Something happened recently that was a first, even for Start Garden.

Last week was the first time ever that the Start Garden team and Start Garden community agreed on the same thing: which startup should receive initial funding at the $5,000 level.

The Satellite

The unifying startup idea that had both groups voting to invest $5,000 was The Satellite, an idea for a portable light device for photographers.

The device would allow photographers to emulate studio-style lighting outside of the studio, using neutral white, high-power LEDs.

The Satellite would be mobile and cheaper to use than studio lighting.

“The concept was designed for student and hobbyist photographers interested in experimenting with advanced lighting techniques, from macro to portraiture lighting,” writes idea creator Ian Geiman on his Start Garden page. “Multiple Satellite units can be used in the same picture to provide lighting from many directions, and the easily position-able nature of the units makes them ideal for introducing creative ways of lighting.”
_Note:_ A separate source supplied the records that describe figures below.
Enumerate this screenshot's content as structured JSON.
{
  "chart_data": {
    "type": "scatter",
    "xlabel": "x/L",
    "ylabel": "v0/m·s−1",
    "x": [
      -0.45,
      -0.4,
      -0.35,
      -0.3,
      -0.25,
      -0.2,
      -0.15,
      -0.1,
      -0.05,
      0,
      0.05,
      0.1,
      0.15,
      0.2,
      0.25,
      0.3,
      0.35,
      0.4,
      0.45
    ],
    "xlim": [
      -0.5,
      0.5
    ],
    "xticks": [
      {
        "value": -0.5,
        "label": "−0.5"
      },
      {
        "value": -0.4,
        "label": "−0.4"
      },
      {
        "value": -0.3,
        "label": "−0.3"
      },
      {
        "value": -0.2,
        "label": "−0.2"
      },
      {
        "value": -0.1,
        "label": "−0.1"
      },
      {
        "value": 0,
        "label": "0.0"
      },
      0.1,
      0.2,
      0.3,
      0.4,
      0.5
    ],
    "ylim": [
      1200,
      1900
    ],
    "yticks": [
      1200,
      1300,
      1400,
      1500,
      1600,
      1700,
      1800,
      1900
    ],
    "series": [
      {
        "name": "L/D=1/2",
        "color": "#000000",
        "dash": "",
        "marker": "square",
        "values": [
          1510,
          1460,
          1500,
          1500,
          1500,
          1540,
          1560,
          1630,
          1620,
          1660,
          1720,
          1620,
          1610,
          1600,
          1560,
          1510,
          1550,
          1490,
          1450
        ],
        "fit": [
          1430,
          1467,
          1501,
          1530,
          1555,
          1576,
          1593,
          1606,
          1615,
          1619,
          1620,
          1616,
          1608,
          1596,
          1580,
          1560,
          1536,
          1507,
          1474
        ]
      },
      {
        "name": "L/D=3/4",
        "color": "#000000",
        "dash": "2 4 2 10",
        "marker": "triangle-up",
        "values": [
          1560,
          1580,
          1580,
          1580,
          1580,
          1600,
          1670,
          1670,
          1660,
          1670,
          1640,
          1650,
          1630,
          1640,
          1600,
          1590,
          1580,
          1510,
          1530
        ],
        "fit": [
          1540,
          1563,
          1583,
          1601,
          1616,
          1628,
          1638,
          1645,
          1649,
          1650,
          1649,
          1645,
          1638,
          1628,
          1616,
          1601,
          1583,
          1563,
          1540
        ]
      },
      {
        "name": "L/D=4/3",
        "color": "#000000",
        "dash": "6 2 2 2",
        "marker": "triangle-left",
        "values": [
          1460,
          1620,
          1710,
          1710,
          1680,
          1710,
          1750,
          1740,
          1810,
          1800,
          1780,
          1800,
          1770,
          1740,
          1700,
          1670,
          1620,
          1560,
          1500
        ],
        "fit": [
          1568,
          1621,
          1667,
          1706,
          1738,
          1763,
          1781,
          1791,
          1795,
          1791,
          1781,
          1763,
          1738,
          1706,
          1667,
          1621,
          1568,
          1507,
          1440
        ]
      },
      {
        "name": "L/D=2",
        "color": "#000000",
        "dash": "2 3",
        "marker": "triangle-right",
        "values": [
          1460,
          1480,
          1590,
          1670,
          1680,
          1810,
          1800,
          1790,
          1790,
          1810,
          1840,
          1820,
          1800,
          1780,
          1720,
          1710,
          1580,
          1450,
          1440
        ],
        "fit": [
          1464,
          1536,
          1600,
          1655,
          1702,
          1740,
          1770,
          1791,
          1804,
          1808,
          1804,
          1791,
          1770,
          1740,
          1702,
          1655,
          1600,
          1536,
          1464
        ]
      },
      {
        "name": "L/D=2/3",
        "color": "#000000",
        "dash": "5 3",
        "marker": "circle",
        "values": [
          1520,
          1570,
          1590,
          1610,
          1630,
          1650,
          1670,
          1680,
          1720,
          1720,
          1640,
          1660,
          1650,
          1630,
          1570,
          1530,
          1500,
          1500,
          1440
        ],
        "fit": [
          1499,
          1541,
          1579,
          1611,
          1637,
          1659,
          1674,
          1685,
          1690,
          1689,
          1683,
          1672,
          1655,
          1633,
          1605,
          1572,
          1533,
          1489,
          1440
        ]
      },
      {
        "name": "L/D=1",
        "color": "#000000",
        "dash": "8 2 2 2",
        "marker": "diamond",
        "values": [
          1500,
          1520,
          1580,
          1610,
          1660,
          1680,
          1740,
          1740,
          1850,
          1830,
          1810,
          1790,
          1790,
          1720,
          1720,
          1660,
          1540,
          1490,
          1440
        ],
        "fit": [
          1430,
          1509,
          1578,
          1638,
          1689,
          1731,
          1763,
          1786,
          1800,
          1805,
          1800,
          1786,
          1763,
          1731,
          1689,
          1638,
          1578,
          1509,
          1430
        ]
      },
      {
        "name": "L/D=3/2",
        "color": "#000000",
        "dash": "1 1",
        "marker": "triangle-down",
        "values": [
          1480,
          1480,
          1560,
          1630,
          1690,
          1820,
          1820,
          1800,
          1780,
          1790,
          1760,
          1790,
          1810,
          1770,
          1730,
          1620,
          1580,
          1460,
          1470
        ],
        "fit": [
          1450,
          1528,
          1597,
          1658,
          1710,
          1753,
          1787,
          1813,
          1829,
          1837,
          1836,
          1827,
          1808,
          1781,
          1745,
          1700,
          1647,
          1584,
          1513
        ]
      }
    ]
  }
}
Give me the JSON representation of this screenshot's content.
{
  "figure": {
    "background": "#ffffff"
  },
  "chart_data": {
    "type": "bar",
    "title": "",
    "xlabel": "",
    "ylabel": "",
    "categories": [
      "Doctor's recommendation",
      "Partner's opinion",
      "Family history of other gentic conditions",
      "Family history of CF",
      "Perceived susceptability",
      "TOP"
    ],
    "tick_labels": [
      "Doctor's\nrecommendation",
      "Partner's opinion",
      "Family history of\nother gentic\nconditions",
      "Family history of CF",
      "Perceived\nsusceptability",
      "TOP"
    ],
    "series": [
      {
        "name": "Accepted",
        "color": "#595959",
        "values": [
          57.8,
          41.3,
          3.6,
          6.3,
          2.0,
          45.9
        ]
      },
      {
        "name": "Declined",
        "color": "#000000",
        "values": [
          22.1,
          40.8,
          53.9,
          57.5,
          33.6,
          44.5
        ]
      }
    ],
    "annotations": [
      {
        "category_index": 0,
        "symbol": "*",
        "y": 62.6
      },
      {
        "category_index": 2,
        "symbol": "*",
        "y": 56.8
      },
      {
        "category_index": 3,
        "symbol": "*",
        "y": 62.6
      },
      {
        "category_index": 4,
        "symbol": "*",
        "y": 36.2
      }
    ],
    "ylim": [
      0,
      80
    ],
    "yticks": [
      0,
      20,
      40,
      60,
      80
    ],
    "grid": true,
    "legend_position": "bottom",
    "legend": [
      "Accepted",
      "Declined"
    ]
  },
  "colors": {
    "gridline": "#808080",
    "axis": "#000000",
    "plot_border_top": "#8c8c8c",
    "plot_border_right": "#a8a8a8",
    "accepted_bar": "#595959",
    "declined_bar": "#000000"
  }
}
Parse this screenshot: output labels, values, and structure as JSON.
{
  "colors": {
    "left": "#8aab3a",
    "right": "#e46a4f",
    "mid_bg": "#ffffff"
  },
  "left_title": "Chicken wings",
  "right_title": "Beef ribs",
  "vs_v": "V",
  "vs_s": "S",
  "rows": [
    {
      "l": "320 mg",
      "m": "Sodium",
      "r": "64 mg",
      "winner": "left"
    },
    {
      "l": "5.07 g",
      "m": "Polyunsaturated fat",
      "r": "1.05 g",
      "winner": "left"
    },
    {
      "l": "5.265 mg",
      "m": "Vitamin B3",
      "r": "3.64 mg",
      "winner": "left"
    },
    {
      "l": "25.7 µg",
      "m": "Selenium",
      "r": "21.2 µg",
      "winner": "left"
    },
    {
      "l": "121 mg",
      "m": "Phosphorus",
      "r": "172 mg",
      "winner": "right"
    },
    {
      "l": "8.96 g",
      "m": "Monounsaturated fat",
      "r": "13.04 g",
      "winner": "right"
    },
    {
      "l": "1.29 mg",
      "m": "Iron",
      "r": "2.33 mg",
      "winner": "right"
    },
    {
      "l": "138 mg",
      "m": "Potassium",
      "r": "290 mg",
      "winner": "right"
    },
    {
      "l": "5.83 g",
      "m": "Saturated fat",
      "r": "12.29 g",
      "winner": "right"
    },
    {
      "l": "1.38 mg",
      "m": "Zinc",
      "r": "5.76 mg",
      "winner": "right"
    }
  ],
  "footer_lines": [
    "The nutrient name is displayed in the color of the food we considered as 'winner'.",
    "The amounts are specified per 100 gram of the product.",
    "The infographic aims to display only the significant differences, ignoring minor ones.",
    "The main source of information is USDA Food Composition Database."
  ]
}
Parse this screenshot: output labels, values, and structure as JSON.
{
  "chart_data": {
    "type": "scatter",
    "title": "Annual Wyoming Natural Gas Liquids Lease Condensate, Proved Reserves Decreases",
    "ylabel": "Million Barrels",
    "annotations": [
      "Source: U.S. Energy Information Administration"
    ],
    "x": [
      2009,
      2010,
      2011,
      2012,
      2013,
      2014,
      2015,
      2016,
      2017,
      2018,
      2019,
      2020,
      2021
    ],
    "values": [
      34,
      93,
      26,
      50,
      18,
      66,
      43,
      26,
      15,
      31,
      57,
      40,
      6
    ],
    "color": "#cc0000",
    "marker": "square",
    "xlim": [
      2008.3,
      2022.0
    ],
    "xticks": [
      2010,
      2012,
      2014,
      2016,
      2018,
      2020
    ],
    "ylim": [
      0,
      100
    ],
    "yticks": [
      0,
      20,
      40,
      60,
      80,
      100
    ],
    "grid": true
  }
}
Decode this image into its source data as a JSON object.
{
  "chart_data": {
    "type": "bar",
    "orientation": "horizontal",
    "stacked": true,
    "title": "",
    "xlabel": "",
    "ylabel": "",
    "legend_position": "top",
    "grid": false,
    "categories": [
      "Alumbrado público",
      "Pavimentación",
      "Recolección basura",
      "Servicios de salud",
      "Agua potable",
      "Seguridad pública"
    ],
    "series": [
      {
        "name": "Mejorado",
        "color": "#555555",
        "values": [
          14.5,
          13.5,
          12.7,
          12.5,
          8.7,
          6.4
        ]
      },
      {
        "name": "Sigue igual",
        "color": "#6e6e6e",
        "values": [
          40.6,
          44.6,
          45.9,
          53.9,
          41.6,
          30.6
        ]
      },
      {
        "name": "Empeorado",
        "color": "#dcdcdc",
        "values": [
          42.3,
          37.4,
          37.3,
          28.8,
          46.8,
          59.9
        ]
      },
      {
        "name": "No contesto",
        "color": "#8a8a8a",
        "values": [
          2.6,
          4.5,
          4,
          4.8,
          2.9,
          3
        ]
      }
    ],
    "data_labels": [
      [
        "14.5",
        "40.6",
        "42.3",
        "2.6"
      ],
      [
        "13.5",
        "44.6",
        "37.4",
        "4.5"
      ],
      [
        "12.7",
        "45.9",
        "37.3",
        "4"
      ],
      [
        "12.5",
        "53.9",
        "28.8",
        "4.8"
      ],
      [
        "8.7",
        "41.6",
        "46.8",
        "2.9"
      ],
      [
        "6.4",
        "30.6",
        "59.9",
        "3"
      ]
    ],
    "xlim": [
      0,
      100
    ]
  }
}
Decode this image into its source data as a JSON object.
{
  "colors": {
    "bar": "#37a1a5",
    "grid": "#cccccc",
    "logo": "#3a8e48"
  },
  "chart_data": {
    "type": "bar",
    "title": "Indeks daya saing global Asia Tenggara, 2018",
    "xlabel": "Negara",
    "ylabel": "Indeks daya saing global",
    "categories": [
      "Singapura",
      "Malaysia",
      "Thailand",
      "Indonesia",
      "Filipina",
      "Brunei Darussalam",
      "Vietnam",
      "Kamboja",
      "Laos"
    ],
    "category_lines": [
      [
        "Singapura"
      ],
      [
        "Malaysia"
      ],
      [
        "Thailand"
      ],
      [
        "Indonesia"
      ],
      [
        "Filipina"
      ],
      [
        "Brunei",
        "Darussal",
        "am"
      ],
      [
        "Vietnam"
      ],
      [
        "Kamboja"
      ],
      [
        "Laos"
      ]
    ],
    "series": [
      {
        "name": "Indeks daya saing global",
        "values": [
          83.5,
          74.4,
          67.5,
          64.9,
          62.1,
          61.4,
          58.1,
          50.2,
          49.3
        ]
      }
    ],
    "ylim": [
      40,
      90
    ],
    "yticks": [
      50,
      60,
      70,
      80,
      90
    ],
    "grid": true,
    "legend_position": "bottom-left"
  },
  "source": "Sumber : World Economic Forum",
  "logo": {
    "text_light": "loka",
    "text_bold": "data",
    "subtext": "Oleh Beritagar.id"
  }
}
“As the only product of its kind for photography, this has the potential to be a steady product line sold on websites, such as Photojojo or B&H,” he writes. “If the Satellite is successful, I want to use it to start a business to create well-designed, approachable products with a team of creative, driven people.”

Since it started more than a year ago, Start Garden, Rick DeVos’ $15 million seed fund, has made $10,000 weekly investments, split between two startup ideas posted on the Start Garden website.

Both ideas get $5,000 each. One idea is selected by the Start Garden team, and the idea is selected by the Start Garden community.

Last week, however, only The Satellite received funding, as both groups picked the same idea.

“This is the first time it’s happened,” said Brian Burch, a Start Garden spokesperson. “We expect the norm will continue to be two ideas each week.”